100 US and international non-financial companies make up the tech-heavy US select Nasdaq-100 index. But only a handful of them determine whether things are going up or down. At the beginning of July, this came to a head after the electric car manufacturer’s shares Tesla after record deliveries in the second quarter hit a ten-month high. The stock exchange operator Nasdaq therefore announced an unscheduled reweighting. It will be completed on Monday (July 24) before the start of US trading.
At times, only six of the 100 companies accounted for more than 50 percent of the total index weight: Apple, Microsoft, alphabet, Amazon, Nvidia and Tesla. Meta further exacerbates the situation, because the FacebookThe parent company is not too far removed from Tesla in terms of its market value. The seven companies together have a market capitalization of around 11.5 trillion US dollars and now make up 55 percent of the index, according to market experts at Postbank.

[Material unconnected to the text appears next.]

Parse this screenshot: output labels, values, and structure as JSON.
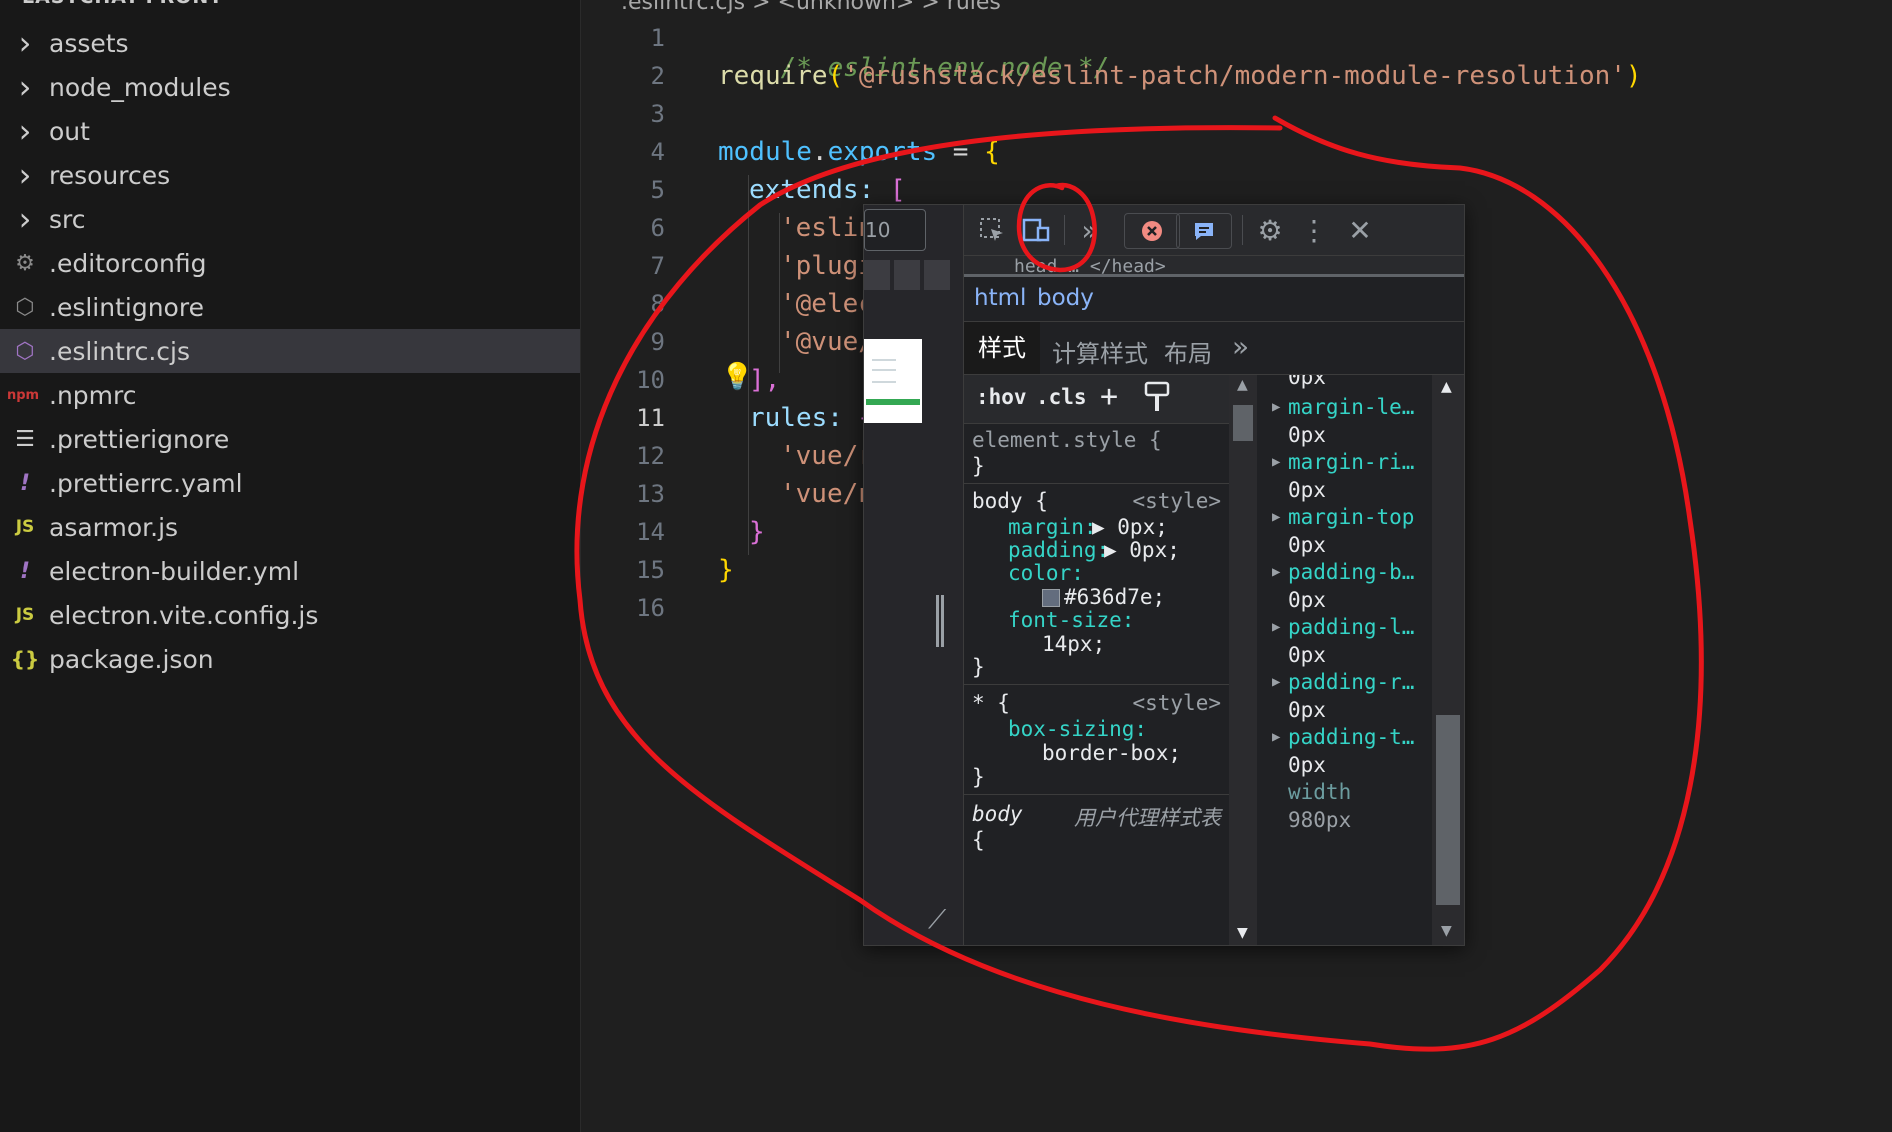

AI euphoria drives share prices
The share prices of these companies, some of which went from record to record, triggered by the euphoria surrounding artificial intelligence (AI), had not least driven the sharp increase in their market capitalization. As the world’s most expensive listed company, Apple alone is now worth more than 3 trillion US dollars. Microsoft follows close behind with $2.6 trillion.
With Nasdaq’s move on Monday, the weight of the “magnificent seven”, as CMC Markets’ Jochen Stanzl calls the mighty tech giants, will be reduced. This will give smaller companies a little more leverage. “This will make the index broader and better distributed,” the market analyst expects, and believes greater diversification is also necessary to avoid “cluster risks”.
Nevertheless, the changes are not a bang, even if, according to Stanzl, investors “can finally see the index again as a good benchmark for the development in the technology sector”. The weighting of the five largest titles will be cut from currently almost 47 percent to 38.5 percent on Monday, as the Postbank experts write. Nvidia and Microsoft are likely to be hardest hit, each losing around three percentage points.
According to Stanzl, the possible beneficiaries of this step in this country are the Deutsche Telekom, since its subsidiary T-Mobile US could be weighted more heavily in the Nasdaq 100. As a result, index funds and ETFs that want or need to replicate the index with the new weighting have to buy those stocks while selling other stocks that are falling in weight.